Somewhere on I-81 in Virginia, there’s a billboard for Cracker Barrel, because of course there is. If you find yourself on the interstate and there isn’t a Cracker Barrel within 30 miles of you, then start taking pictures of the alien plants and the non-Euclidean geometry, because you’ve slipped into an alternate dimension. Anyway, this particular billboard caught my eye because of the slogan: “What’s the secret ingredient? Care.”

Now, I’ve eaten in many a Cracker Barrel, and enjoyed it every time, so I’m not coming from a place of dismissal. But there are 665 Cracker Barrel locations in the United States. How many Uncle Hershel’s Breakfasts do you suppose get served in them on a given day? Who invests care in them? How much?

To ask the question is to answer it. The cooks at Cracker Barrel are trained in making the food the way Cracker Barrel wants it done, so that whether you order an Uncle Hershel’s Breakfast in Tennessee, Arizona, or Maine, you are assured of getting the same meal. The cook doesn’t really care about the food, not in the same way as if he’d be cooking his own recipe. He’s following the Training. He’s working his shift.

Instead of care, the food at Cracker Barrel gets Quality Control, with Food Policies. Everything is 100% Sustainable and/or Raised Domestically, whatever that officially means. Stipulate that this isn’t just advertising, that the people who run Cracker Barrel actually want their food to have a level of quality and wholesomeness you won’t get at Denny’s. This is on-brand for them, and for the other thing they’re selling: nostalgia.

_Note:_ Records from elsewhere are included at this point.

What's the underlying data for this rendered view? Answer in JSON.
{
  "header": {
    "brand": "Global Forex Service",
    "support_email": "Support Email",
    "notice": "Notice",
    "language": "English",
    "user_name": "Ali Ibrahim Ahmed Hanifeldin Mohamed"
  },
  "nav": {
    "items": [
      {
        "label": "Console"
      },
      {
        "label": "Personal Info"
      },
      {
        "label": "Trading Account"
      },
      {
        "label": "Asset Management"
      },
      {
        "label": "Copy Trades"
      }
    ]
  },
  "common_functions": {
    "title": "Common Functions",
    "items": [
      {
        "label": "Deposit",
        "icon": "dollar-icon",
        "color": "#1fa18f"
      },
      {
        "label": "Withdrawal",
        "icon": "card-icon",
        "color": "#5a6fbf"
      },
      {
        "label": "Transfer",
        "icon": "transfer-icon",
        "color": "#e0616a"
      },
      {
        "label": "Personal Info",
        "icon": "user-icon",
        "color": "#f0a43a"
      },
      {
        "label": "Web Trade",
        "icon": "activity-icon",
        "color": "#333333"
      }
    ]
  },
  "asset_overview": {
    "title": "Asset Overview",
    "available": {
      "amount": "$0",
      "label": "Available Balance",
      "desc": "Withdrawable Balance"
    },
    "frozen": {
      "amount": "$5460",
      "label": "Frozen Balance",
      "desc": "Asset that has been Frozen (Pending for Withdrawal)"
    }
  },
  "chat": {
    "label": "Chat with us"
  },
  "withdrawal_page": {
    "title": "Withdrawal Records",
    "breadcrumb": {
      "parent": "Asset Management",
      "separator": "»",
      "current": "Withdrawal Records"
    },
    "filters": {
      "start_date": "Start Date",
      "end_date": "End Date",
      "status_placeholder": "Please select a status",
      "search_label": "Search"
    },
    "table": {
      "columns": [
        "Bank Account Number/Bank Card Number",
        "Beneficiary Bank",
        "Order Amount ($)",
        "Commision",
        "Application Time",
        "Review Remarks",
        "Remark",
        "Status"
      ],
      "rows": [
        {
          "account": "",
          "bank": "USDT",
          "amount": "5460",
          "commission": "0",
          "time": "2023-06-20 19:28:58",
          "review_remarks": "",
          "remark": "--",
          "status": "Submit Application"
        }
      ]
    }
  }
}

My point is that the ubiquity of Cracker Barrel is contrary to the image it’s selling. This isn’t their fault; it’s just what happens at scale. Perhaps the most relevatory film about American business of the last ten years is The Founder. Watch it and you’ll realize that there was a time when McDonald’s was revolutionary, a masterpiece of motion-study, space-management, and quality-control, when these things were new on the ground. The food was good too, simple and well-prepared. But the film also demonstrates, that at scale, commitment to care and individualization goes out the window. Why spend money refrigerating milk and ice cream when you can just make a milkshake with powder?

But at that moment, you’ve surrendered the thing that got you started. You’re no longer a chef, not even a businessman anymore. You’re a CEO, part of the network, part of the System. You may run your shop better or worse than others, but you’re a million miles removed from the customer experience. Yet however bad that sounds, it really doesn’t matter, because once you’ve created a product that reaches sufficient recognition, you don’t need to curate customer experience anymore. McDonald’s isn’t a burger joint, competing with other burger joints, it’s a brand, competing with other brands. The brand sells the burgers, not the other way around.

This is what’s happening in entertainment as well. People who bemoan the loss of original content might as well be speaking in Linear-A, for all the suits will hear them. A movie can succeed or fail at the box office. An Intellectual Property cannot fail once its hit critical mass. People screamed to the heavens about the Ghostbusters remake, and it bombed, but they made another movie, didn’t they? It doesn’t matter that its dumb, it doesn’t matter that they didn’t manage to create a Cinematic Universe out of it. It’s an Intellectual Property. It cannot fail, it can only require new recycling. There’s still a market for Halloween movies, isn’t there?

I’ve mentioned this before, and it’s been talked about on Shallow & Pedantic: the point at which the product no longer requires editing, because people who like it have become FANS. Fans aren’t always uncritical, but they’re always customers, and a hater’s dollar is just as good. There’s no such thing as bad publicity. Therefore, you can screw up Star Wars as much as you want, and people will still buy tickets for it. This creates a perverse incentive for the creators. If I can butcher the story as much as I want, and pissed-off fans still buy tickets, then what difference does it make?

This is why they keep making Terminator movies. Of course they suck. Any film after T2 was destined to suck, because they could only make them by wrecking or rewriting the lore of the first two films. But if angry fans keep showing up, then announcing their criticisms to the world, then the brand still exists. Everyone hated Terminator: Genysis; but Terminator: Dark Fate happened anyway. Meanwhile, I haven’t seen a Terminator movie since 1991. I am utterly at peace with its flailing.

The only thing that kills brands is indifference. Either indifferent leadership and bad management, or worse yet, public indifference. People have been hating McDonald’s as long as I’ve been alive. It’s still there. The day people stop caring about it, forget in their head that it even exists, that’s the day it stops being a brand, and becomes an artifact for historians.